Staff Sgt. Galen Bird, deployed from the 19th Maintenance Squadron here, was a few hours away from the end of his shift when his captain grabbed him without notice for a wing stand up meeting. 

The musician, who'd been known to play around his squadron, said, "I grabbed my gun, grabbed my shirt, got my fiddle and left. I had three minutes to prepare what I was about to play." 

He played songs such as the "Arkansas Traveler," "The Old Copperplate," "The Irish Washerwoman" and others. 

Sergeant Bird, who said his grandfather introduced him to the very bare bones of the violin at the young age of seven or eight, has been playing the instrument for 18 years. 

"That's the one thing I wanted to play when I was a kid, and I grew up around a lot of music," he said. "I was a band geek; I played in an orchestra all the way through high school. When I became a teenager, I began playing in an Irish pub every week until I later joined the Air Force, and I basically bring my violin with me wherever I go." 

Sergeant Bird practices new tunes several hours a week. He mostly plays Irish, old-time, country and bluegrass music. 

"It's relaxing and I enjoy playing and learning new songs," he said. "I like tunes that are heart pumping and get your adrenaline going. Once you get a really good ensemble playing and people dancing...just to be part of the merry-making process is satisfying." 

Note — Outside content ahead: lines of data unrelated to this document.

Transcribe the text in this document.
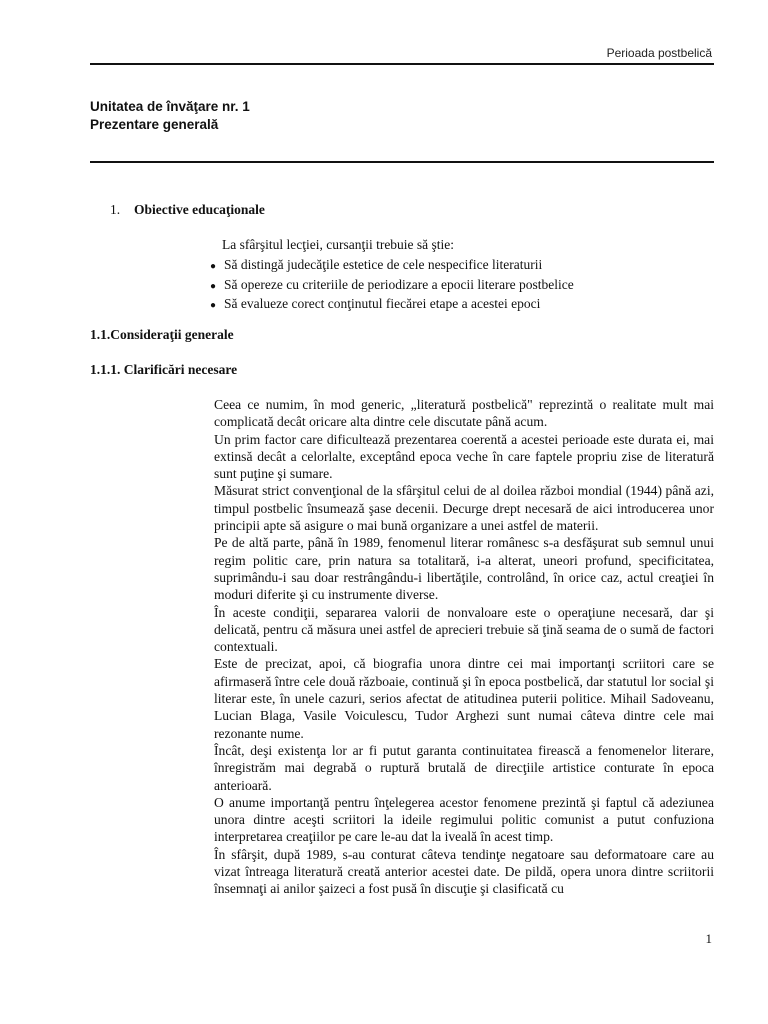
Perioada postbelică
Unitatea de învăţare nr. 1
Prezentare generală
1. Obiective educaţionale
La sfârşitul lecţiei, cursanţii trebuie să ştie:
● Să distingă judecăţile estetice de cele nespecifice literaturii
● Să opereze cu criteriile de periodizare a epocii literare postbelice
● Să evalueze corect conţinutul fiecărei etape a acestei epoci
1.1.Consideraţii generale
1.1.1. Clarificări necesare

Ceea ce numim, în mod generic, „literatură postbelică" reprezintă o realitate mult mai complicată decât oricare alta dintre cele discutate până acum.

Un prim factor care dificultează prezentarea coerentă a acestei perioade este durata ei, mai extinsă decât a celorlalte, exceptând epoca veche în care faptele propriu zise de literatură sunt puţine şi sumare.

Măsurat strict convenţional de la sfârşitul celui de al doilea război mondial (1944) până azi, timpul postbelic însumează şase decenii. Decurge drept necesară de aici introducerea unor principii apte să asigure o mai bună organizare a unei astfel de materii.

Pe de altă parte, până în 1989, fenomenul literar românesc s-a desfăşurat sub semnul unui regim politic care, prin natura sa totalitară, i-a alterat, uneori profund, specificitatea, suprimându-i sau doar restrângându-i libertăţile, controlând, în orice caz, actul creaţiei în moduri diferite şi cu instrumente diverse.

În aceste condiţii, separarea valorii de nonvaloare este o operaţiune necesară, dar şi delicată, pentru că măsura unei astfel de aprecieri trebuie să ţină seama de o sumă de factori contextuali.

Este de precizat, apoi, că biografia unora dintre cei mai importanţi scriitori care se afirmaseră între cele două războaie, continuă şi în epoca postbelică, dar statutul lor social şi literar este, în unele cazuri, serios afectat de atitudinea puterii politice. Mihail Sadoveanu, Lucian Blaga, Vasile Voiculescu, Tudor Arghezi sunt numai câteva dintre cele mai rezonante nume.

Încât, deşi existenţa lor ar fi putut garanta continuitatea firească a fenomenelor literare, înregistrăm mai degrabă o ruptură brutală de direcţiile artistice conturate în epoca anterioară.

O anume importanţă pentru înţelegerea acestor fenomene prezintă şi faptul că adeziunea unora dintre aceşti scriitori la ideile regimului politic comunist a putut confuziona interpretarea creaţiilor pe care le-au dat la iveală în acest timp.

În sfârşit, după 1989, s-au conturat câteva tendinţe negatoare sau deformatoare care au vizat întreaga literatură creată anterior acestei date. De pildă, opera unora dintre scriitorii însemnaţi ai anilor şaizeci a fost pusă în discuţie şi clasificată cu

1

A crew chief by trade, but currently a noncommissioned officer in charge of consolidated tool kits for C-130J Hercules aircraft, Sergeant Bird is in charge of all tools and things such as hazardous materials, land mobile radio accounts and equipment management accounts. 

He works night shifts on the flightline and practices just before turnovers are scheduled to occur. 

Sergeant Galen's primary instrument is his fiddle, but he said he also picks around on the mandolin and knows a few guitar chords. 

Olympia, Wash., is the fiddler's hometown, and Little Rock Air Force Base, Ark., is his current home station.